Composite

Part:BBa_K1104102:Design

Designed by: Yin-Chih Chen   Group: iGEM13_NYMU-Taipei   (2013-10-29)
Revision as of 05:45, 30 October 2013 by Ericire (Talk | contribs)

(diff) ← Older revision | Latest revision (diff) | Newer revision → (diff)

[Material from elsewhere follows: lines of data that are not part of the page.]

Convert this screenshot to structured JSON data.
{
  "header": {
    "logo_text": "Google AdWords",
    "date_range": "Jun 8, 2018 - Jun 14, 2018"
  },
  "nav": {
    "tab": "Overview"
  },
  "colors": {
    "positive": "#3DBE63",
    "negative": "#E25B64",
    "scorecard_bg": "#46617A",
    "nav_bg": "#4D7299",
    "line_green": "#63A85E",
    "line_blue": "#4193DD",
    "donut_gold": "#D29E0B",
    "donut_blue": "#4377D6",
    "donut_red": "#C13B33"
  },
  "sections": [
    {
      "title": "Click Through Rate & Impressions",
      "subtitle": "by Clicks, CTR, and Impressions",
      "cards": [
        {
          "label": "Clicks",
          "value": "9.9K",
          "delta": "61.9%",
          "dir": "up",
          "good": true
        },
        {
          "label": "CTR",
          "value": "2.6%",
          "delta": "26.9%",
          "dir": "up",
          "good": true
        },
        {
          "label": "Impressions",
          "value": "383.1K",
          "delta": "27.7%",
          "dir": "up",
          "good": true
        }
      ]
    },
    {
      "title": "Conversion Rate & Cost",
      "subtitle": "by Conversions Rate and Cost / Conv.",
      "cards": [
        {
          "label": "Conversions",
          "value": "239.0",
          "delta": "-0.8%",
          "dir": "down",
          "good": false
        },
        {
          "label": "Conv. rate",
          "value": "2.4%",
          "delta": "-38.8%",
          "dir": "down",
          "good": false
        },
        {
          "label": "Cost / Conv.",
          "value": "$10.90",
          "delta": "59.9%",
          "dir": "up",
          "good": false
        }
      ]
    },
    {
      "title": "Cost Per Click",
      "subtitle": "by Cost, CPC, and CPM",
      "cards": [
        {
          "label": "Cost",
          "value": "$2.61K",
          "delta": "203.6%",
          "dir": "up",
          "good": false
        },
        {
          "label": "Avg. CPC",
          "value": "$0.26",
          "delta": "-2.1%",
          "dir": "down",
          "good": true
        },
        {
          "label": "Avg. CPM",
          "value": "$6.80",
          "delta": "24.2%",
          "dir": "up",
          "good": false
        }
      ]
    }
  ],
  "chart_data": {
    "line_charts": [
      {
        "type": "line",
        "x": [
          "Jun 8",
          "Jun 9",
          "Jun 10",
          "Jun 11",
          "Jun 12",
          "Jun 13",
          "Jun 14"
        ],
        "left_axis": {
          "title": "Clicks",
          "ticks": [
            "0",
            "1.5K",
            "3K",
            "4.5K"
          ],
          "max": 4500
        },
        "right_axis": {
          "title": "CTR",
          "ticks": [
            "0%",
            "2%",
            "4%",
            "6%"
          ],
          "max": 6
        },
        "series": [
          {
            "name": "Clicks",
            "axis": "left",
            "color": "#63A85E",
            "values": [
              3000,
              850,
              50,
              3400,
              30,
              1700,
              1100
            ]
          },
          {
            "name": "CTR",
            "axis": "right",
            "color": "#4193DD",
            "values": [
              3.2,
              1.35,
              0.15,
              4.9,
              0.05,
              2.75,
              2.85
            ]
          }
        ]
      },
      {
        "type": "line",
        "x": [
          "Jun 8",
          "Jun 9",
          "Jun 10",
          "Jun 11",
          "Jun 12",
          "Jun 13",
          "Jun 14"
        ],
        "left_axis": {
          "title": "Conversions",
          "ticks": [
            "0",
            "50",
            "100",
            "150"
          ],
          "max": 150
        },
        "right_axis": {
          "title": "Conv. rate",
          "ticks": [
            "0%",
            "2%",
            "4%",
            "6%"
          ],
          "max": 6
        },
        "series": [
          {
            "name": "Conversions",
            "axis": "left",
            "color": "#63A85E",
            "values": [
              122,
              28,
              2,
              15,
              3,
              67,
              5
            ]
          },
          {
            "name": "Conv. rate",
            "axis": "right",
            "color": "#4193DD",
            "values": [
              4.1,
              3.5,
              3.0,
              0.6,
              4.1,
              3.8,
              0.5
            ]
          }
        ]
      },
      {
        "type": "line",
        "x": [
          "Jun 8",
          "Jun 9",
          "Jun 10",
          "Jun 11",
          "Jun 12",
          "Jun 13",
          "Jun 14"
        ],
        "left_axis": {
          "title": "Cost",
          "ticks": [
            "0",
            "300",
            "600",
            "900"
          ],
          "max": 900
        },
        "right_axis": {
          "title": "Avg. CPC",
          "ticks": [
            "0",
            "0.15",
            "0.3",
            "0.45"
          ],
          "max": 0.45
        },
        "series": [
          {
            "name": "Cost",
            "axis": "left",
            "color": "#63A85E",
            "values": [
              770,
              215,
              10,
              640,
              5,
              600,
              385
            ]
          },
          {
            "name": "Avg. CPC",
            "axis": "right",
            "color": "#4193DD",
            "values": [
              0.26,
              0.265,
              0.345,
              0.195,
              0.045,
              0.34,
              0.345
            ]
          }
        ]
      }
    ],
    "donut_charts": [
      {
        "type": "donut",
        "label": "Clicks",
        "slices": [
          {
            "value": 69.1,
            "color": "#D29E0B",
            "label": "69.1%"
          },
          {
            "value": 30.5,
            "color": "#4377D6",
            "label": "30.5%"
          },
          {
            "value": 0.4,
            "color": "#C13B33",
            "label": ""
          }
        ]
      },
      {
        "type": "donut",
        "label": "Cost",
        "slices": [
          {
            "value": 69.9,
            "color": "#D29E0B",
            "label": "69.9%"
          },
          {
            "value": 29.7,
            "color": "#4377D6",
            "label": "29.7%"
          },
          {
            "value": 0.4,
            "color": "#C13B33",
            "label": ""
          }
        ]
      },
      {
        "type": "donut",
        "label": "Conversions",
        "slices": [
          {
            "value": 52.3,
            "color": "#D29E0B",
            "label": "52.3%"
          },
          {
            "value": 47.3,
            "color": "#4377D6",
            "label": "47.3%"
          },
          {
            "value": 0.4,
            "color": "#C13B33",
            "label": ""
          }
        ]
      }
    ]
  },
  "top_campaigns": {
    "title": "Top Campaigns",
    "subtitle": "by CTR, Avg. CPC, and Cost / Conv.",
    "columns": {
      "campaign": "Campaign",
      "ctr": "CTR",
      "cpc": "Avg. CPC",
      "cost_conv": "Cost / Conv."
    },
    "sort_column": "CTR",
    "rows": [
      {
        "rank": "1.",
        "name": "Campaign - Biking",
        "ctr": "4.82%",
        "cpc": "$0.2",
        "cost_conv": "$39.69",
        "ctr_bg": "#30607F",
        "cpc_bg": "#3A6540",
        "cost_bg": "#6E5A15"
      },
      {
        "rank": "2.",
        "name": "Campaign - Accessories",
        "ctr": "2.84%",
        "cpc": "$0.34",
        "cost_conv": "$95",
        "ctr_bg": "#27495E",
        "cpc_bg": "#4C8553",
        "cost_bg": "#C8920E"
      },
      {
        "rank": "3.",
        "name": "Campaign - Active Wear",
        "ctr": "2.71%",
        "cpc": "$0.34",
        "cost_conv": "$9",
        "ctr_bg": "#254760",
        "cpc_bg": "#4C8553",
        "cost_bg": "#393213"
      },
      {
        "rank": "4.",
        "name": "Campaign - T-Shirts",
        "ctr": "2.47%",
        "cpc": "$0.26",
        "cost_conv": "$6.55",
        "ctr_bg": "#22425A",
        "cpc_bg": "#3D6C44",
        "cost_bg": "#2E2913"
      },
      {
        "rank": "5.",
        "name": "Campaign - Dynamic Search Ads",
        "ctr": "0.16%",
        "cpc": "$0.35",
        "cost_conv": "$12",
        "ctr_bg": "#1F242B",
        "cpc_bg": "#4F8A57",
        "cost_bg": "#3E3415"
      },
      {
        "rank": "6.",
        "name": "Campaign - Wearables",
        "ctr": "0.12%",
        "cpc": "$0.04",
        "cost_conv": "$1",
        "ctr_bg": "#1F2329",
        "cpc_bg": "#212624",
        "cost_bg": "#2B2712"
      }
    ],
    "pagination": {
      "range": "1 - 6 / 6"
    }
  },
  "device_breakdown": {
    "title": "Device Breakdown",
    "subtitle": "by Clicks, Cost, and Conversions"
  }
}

  This part is constructed through blunt-end ligation. We have designed two sets of primers. One for the FimH mannose-binding domain from E. coli, and another for the backbone, which has LacI regulated promoter and RFP coding sequence on pSB1A2 plasmid. The primer sets are shown below.
FimH Primers:

primer sequence length(nt) binding part temp. GC%
forward: TTCGCCTGTAAAACCGCCAATG 22 60℃ 50%
reverse: AGTAGGCACCACCACATCATTATTG 25 59℃ 44%

Backbone Primers:

primer sequence length(nt) binding part temp. GC%
from RFP reverse: agcaccggtggagtgacgac 20 63℃ 65%
from terminator: taataacgctgatagtgctagtgtagatcgctactag 37 63℃ 41%

  The design of the primer exactly let the FimH mannose-binding domain coding sequence insert before the stop codon in the RFP coding sequence. This way we have constructed a fusion protein, which the RFP can serve as the signal whether the FimH has bind to the mannose polymer or not.

pLac+RFP-FimH


Assembly Compatibility:
  • 10
    COMPATIBLE WITH RFC[10]
  • 12
    COMPATIBLE WITH RFC[12]
  • 21
    COMPATIBLE WITH RFC[21]
  • 23
    COMPATIBLE WITH RFC[23]
  • 25
    INCOMPATIBLE WITH RFC[25]
    Illegal AgeI site found at 781
    Illegal AgeI site found at 893
  • 1000
    COMPATIBLE WITH RFC[1000]


Design Notes

1. During blunt-end ligation, we should add a kinase, in order to phosphoylate the two ends of the DNA that we cloned. The ligase can only work when the DNA is phosphorylated.
2. After ligation, it is a must to do a PCR check to see if you have ligated the coding sequence in the right direction.


Source

This part is ligated from different sources: 1. Escherichia coli K-12 substrain MG1655 genomic sequence
2. Biobrick sent from the headquarter

References

1. EcoCyc: Encyclopedia of Escherichia coli K-12 Genes and Metabolism [http://ecocyc.org/ECOLI/NEW-IMAGE?type=ENZYME&object=EG10315-MONOMER#/ FimH]
2. Wellens, A., Lahmann, M., Touaibia, M., Vaucher, J., Oscarson, S., Roy, R., Remaut, H., ... Bouckaert, J. (January 01, 2012). The tyrosine gate as a potential entropic lever in the receptor-binding site of the bacterial adhesin FimH. Biochemistry, 51, 24, 4790-9.